Nature on your doorstep

I used to hear all the time when we lived in Boise that people had moved there because it was so close to nature. Since moving to the Salt Lake City area, though, I’ve decided if Boise is close to nature, then nature here is practically on your doorstep. We found out how true that is over the weekend when we went hiking as a family.

We last went hiking on Memorial Day, and thought we would try some of the closer trails we’d seen on a Parks and Recreation map. The trouble is everyone else had the same idea. It would have been a mile or two hike from where we would have had to park to the trail head. We ultimately ended up driving up the canyon to another, slightly less busy trail.

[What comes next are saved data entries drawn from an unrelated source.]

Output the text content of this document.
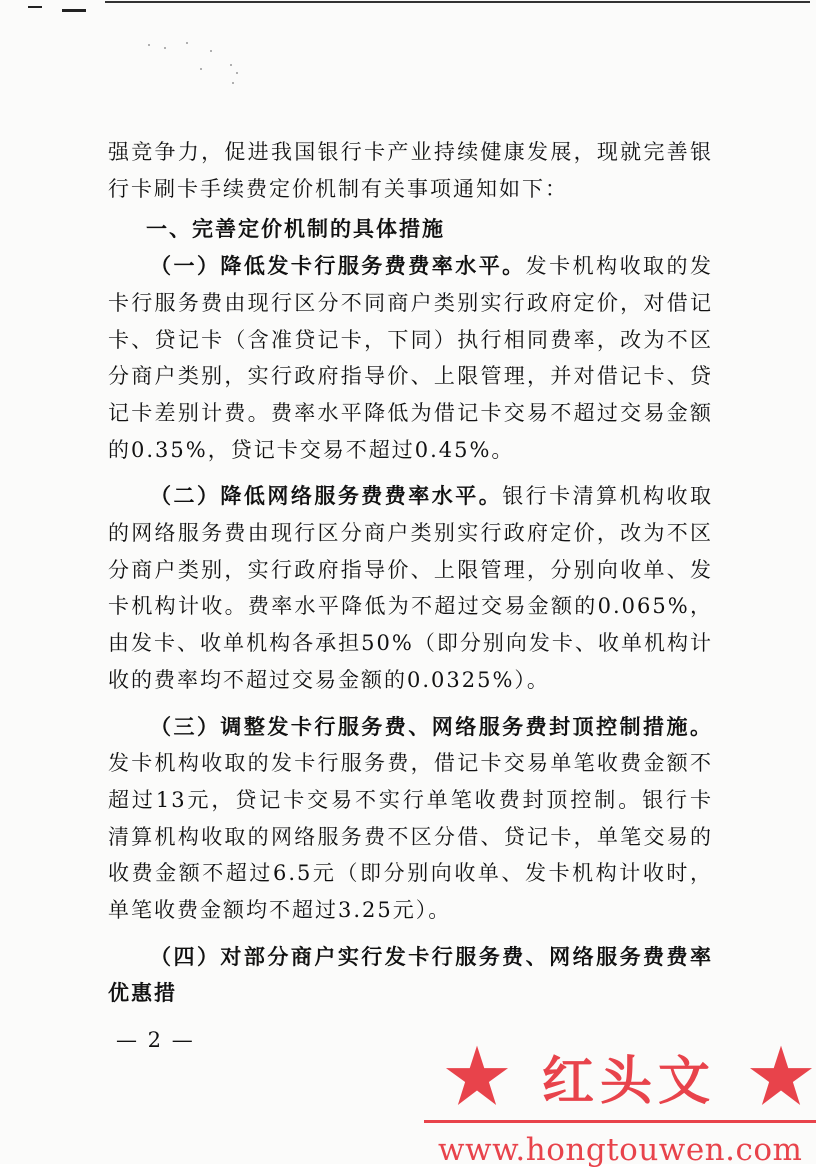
强竞争力，促进我国银行卡产业持续健康发展，现就完善银行卡刷卡手续费定价机制有关事项通知如下：

一、完善定价机制的具体措施

（一）降低发卡行服务费费率水平。发卡机构收取的发卡行服务费由现行区分不同商户类别实行政府定价，对借记卡、贷记卡（含准贷记卡，下同）执行相同费率，改为不区分商户类别，实行政府指导价、上限管理，并对借记卡、贷记卡差别计费。费率水平降低为借记卡交易不超过交易金额的0.35%，贷记卡交易不超过0.45%。

（二）降低网络服务费费率水平。银行卡清算机构收取的网络服务费由现行区分商户类别实行政府定价，改为不区分商户类别，实行政府指导价、上限管理，分别向收单、发卡机构计收。费率水平降低为不超过交易金额的0.065%，由发卡、收单机构各承担50%（即分别向发卡、收单机构计收的费率均不超过交易金额的0.0325%）。

（三）调整发卡行服务费、网络服务费封顶控制措施。发卡机构收取的发卡行服务费，借记卡交易单笔收费金额不超过13元，贷记卡交易不实行单笔收费封顶控制。银行卡清算机构收取的网络服务费不区分借、贷记卡，单笔交易的收费金额不超过6.5元（即分别向收单、发卡机构计收时，单笔收费金额均不超过3.25元）。

（四）对部分商户实行发卡行服务费、网络服务费费率优惠措

— 2 —
红头文
www.hongtouwen.com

But this time we thought we’d try that first trail again. Even though the parking lot was full, traffic overflowed only a tenth of a mile down the street this time. We parked and began our hike. The trail is called Bell Canyon Trail, and if you didn’t know what you were looking for you’d miss it. It starts just off a main road, in the middle of a upper-class subdivision.

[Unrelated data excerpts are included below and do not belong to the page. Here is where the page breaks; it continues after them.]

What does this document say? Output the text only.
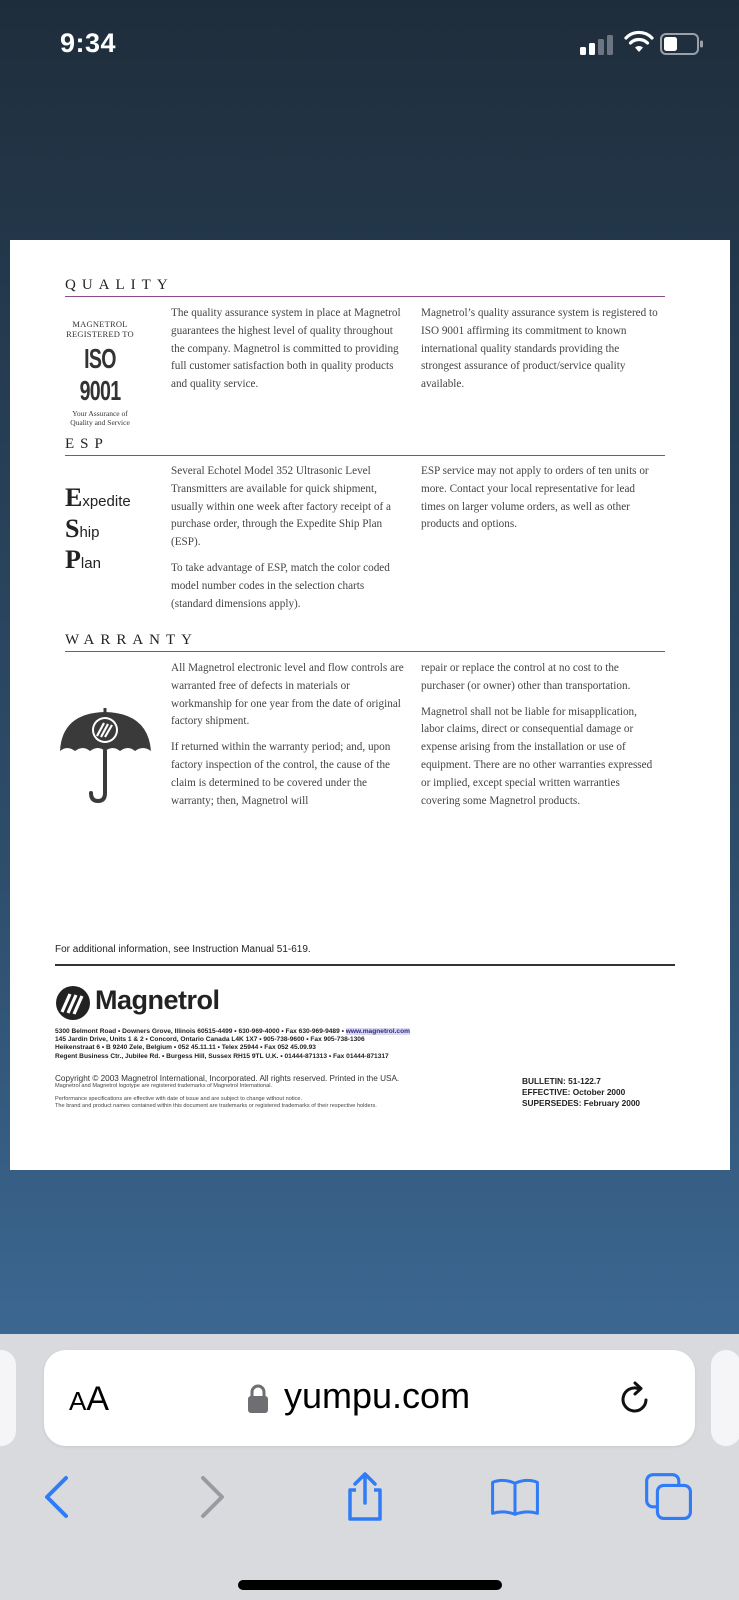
9:34
QUALITY
MAGNETROL
REGISTERED TO
ISO 9001
Your Assurance of
Quality and Service

The quality assurance system in place at Magnetrol guarantees the highest level of quality throughout the company. Magnetrol is committed to providing full customer satisfaction both in quality products and quality service.

Magnetrol’s quality assurance system is registered to ISO 9001 affirming its commitment to known international quality standards providing the strongest assurance of product/service quality available.

ESP
Expedite
Ship
Plan

Several Echotel Model 352 Ultrasonic Level Transmitters are available for quick shipment, usually within one week after factory receipt of a purchase order, through the Expedite Ship Plan (ESP).

To take advantage of ESP, match the color coded model number codes in the selection charts (standard dimensions apply).

ESP service may not apply to orders of ten units or more. Contact your local representative for lead times on larger volume orders, as well as other products and options.

WARRANTY

All Magnetrol electronic level and flow controls are warranted free of defects in materials or workmanship for one year from the date of original factory shipment.

If returned within the warranty period; and, upon factory inspection of the control, the cause of the claim is determined to be covered under the warranty; then, Magnetrol will

repair or replace the control at no cost to the purchaser (or owner) other than transportation.

Magnetrol shall not be liable for misapplication, labor claims, direct or consequential damage or expense arising from the installation or use of equipment. There are no other warranties expressed or implied, except special written warranties covering some Magnetrol products.

For additional information, see Instruction Manual 51-619.
Magnetrol
5300 Belmont Road • Downers Grove, Illinois 60515-4499 • 630-969-4000 • Fax 630-969-9489 • www.magnetrol.com
145 Jardin Drive, Units 1 & 2 • Concord, Ontario Canada L4K 1X7 • 905-738-9600 • Fax 905-738-1306
Heikenstraat 6 • B 9240 Zele, Belgium • 052 45.11.11 • Telex 25944 • Fax 052 45.09.93
Regent Business Ctr., Jubilee Rd. • Burgess Hill, Sussex RH15 9TL U.K. • 01444-871313 • Fax 01444-871317
Copyright © 2003 Magnetrol International, Incorporated. All rights reserved. Printed in the USA.
Magnetrol and Magnetrol logotype are registered trademarks of Magnetrol International.
Performance specifications are effective with date of issue and are subject to change without notice.
The brand and product names contained within this document are trademarks or registered trademarks of their respective holders.
BULLETIN: 51-122.7
EFFECTIVE: October 2000
SUPERSEDES: February 2000
AA	yumpu.com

After heading up through the subdivision on the walking trail for a short distance you reach the main trail. All the nicely manicured lawns disappear, and you’re quickly in the wild. It’s not a gentle trail, either. It heads right up the side of the foothills, and if there weren’t logs placed across the trail to help minimize erosion it would be a steep, slippery trail. Instead you climb a lot of “stairs”. It’s not for the short-legged. Our seven-year-old struggled in spots.

But after cresting the ridge, the trail drops back down again briefly to cross over Dry Creek before it heads back up the other side. Eventually the trail flattens out somewhat, and soon you reach Lower Bell Canyon Reservoir. It’s a man-made lake that is part of the city water supply, but it’s a beautiful little spot. The water is glassy smooth, and surrounded by trees. There are trout for catch-n-release fishing, and a fair number of ducks (and ducklings).

We stopped on the lakeshore long enough to eat our snack, and we finally figured out where the people who had come in all those cars had gone. It seems everyone stops by the lake sooner or later. We don’t much care for crowds, so we hurried on as soon as we finished our snack.

This beautiful butterfly was at least as wide across as my hand. It’s body was as long and thick as one of my fingers. I’ve never seen a live butterfly so large–and it just sat there and posed!

It turns out the Bell Creek Trail doesn’t end there. Besides one trail that loops off to the north and comes down into another subdivision and another that works its way around the lake, the main trail breaks off from the others on the other side of the lake and heads up the canyon for at least five or six times the distance we’d hiked to the lake. Even had we known this we wouldn’t have attempted it. We’re not tough enough yet.

Instead we took the north branch for a way, then turned around to head back. It was good timing, as not long after that our youngest declared he was getting tired. By the time we got back down to the trail head we were all tired. Coming down is at least as hard as coming up, and my legs are still telling me off for that one.

It’s a very nice trail, though. And it’s only a ten minute drive from our house. You’d be looking at 30-45 minutes to reach a trail like that even in my hometown in Idaho growing up. So of course we’ll be back. We’ve set a goal that someday we’ll all be tough enough to go all the way to the top. It may take awhile, though. The majority of us don’t quite have long enough legs yet.

The entire trip took us just under two hours from when we left the house to when we returned. Bell Canyon Trail packs a lot of adventure into a two-hour family outing.